4. Art. 1206 § 1 point 4 of the PCPC shall apply with regard to irregularities in the composition of an arbitral tribunal at all stages of the proceedings, including the stage of appointment of the arbitrators by the parties or a third party. This applies also to incorrect representation of these persons by appointment of the arbitrators.

5. Failure to comply with the requirements on composition of an arbitral tribunal constitutes a basis for setting aside an arbitration award regardless of its effect on the outcome of the case … .

6. Proceedings to set aside an arbitration award are proceedings separate from the prior arbitration proceedings and its aim is not to consider the dispute resolved by the arbitral tribunal on merits.

7. [S]pecific rules of representation of the defendant company in the proceedings regarding revocation or a declaration of invalidity of a shareholders’ resolution (art. 253 of the Commercial Companies Code) apply also in proceedings to set aside an arbitration award delivered in a dispute whose object is a claim for revocation or declaration of invalidity of a shareholders’ resolution.

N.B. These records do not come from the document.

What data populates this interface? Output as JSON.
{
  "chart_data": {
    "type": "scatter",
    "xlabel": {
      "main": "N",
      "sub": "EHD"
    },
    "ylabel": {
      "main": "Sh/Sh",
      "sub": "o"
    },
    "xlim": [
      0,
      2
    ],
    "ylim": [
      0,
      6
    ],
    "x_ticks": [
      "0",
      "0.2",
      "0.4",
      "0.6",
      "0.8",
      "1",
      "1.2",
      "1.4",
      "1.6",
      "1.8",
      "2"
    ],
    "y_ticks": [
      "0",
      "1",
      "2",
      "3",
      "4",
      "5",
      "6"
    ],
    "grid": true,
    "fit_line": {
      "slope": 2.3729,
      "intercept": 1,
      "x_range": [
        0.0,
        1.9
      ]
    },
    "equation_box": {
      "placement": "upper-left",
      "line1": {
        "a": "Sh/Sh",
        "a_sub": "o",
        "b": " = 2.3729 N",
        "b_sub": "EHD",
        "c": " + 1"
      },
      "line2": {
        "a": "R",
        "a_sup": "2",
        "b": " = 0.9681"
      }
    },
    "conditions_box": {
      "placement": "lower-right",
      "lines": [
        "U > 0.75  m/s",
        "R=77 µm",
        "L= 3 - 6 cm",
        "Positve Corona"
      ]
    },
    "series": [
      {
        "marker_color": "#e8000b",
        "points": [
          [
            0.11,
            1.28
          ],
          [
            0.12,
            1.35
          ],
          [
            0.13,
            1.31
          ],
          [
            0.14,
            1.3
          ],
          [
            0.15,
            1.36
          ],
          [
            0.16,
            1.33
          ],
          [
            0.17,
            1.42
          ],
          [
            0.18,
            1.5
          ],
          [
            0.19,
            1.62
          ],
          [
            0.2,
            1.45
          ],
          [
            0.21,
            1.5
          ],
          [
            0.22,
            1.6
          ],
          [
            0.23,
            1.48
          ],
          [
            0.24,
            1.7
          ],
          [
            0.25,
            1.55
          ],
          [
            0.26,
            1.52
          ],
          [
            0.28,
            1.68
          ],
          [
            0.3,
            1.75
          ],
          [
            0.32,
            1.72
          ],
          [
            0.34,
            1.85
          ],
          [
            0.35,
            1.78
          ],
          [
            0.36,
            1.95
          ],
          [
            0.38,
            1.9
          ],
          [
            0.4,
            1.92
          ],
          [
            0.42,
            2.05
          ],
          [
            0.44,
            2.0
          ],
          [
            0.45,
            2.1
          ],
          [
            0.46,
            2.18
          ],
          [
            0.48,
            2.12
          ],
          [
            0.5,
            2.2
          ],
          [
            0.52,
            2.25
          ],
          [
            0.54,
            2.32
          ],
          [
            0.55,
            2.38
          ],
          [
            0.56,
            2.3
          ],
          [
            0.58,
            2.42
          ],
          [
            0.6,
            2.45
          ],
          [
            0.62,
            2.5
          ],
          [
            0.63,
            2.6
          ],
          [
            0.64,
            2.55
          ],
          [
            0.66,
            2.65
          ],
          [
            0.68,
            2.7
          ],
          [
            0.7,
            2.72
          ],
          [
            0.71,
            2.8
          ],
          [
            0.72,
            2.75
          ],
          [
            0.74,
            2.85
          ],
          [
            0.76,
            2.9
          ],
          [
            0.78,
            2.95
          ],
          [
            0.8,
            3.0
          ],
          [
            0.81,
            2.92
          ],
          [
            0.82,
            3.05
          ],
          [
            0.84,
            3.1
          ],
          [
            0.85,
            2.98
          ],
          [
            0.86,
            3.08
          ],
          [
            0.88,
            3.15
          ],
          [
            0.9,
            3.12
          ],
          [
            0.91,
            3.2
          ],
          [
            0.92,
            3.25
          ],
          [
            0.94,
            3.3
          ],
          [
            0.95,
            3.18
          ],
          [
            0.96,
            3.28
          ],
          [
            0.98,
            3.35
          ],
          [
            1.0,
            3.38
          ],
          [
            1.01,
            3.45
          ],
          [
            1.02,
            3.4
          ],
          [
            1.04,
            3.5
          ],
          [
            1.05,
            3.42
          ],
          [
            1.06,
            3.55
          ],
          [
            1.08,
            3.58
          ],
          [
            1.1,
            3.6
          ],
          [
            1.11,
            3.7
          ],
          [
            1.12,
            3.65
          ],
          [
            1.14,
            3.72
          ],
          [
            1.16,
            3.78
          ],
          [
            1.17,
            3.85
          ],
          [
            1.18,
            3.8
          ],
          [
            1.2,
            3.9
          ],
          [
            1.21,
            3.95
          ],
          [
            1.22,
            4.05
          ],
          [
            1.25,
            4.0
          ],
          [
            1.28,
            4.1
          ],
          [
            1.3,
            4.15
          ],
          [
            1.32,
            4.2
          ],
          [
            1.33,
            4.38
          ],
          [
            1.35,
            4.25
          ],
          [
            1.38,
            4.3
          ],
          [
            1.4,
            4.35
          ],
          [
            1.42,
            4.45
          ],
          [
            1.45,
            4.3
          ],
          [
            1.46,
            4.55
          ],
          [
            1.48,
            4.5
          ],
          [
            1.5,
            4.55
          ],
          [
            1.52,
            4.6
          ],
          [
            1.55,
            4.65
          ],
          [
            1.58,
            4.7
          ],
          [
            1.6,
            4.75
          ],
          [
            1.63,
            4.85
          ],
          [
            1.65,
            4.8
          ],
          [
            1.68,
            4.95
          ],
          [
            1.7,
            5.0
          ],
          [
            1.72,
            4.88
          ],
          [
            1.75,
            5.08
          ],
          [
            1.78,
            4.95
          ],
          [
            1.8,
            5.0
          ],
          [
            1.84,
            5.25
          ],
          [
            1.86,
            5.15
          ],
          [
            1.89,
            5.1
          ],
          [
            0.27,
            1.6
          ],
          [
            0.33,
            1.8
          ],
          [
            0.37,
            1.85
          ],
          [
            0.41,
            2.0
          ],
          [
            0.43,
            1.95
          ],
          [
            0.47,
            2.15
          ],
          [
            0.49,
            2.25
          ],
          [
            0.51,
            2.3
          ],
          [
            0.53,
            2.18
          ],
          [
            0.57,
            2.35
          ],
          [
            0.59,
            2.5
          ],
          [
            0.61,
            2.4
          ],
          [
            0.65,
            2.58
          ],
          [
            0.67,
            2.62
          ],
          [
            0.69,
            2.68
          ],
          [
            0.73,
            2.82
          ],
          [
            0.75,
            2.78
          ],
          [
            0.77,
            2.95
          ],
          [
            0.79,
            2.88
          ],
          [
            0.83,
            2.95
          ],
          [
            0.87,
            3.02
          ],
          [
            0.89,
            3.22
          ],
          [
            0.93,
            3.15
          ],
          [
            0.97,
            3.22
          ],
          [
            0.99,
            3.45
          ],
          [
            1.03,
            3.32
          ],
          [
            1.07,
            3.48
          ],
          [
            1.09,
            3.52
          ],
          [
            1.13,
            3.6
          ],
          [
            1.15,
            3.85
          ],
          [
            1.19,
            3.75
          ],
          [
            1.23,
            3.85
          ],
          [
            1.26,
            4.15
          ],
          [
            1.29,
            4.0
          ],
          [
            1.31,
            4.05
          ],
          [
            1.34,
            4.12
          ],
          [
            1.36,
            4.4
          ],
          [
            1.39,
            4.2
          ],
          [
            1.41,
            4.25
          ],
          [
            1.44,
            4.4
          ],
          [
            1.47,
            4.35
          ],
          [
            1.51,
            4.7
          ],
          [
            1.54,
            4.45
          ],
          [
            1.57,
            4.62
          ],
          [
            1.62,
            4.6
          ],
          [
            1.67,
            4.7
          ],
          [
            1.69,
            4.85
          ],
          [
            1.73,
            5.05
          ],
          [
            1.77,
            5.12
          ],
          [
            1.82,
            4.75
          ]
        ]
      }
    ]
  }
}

8. The entity structure of the proceedings initiated by the petition to set aside the arbitration award, including the ability of the management board in corpore having special judicial capacity to act as a party is the same as in the prior arbitration proceedings, in which the arbitral tribunal ruled on potential defectiveness of a resolution, although procedural roles of the entities participating in the proceedings may change. A judgement delivered in the proceedings to set aside an arbitration award is decisive for the fact whether consideration on the merits of a resolution’s effectiveness remains in force, and indirectly, whether such consideration may acquire the same permanent legal force as a judgment of a state court (Art. 1212 § 1 of the PCPC). Therefore, the same risks regarding a conflict of interests on the side of the representatives of a company, which justify application of specific rules of representation in proceedings concerning revocation or declaration of invalidity of a shareholders’ resolution, are present in proceedings to set aside the award. In conjunction with a protective function of Art. 253 § 2 of the Commercial Companies Code, the aforementioned arguments are in favor of extending those specific rules to the proceedings to set aside an arbitration award, in which the arbitral tribunal ruled on a claim for declaration of invalidity or revocation of the shareholders’ resolution, regardless of the fact whether in such proceedings a company whose shareholders have adopted the resolution is the petitioner or the other party in the dispute.

9. The grounds of a petition to set aside an arbitration award are not of a disjunctive character; they may also be in a causal relation with respect to each other… .

10. One of the fundamental principles of arbitration is the principle of equal treatment of the parties (Art. 1183 of the PCPC). The principle is of a fundamental and axiological character in arbitration… . The principle concerns not only the equal treatment of the parties in the arbitration proceedings in the context of the right to be heard and the procedural means available to the parties, but also at the stage of formation of the arbitral tribunal. A violation thereof results, i.a. from the lack of the necessary equilibrium between the parties by appointment of the arbitrators, which may result not only from the wording of the arbitration agreement (Art. 1161 § 2 of the PCPC), but also from factual circumstances in which the appointment of arbitrators takes place.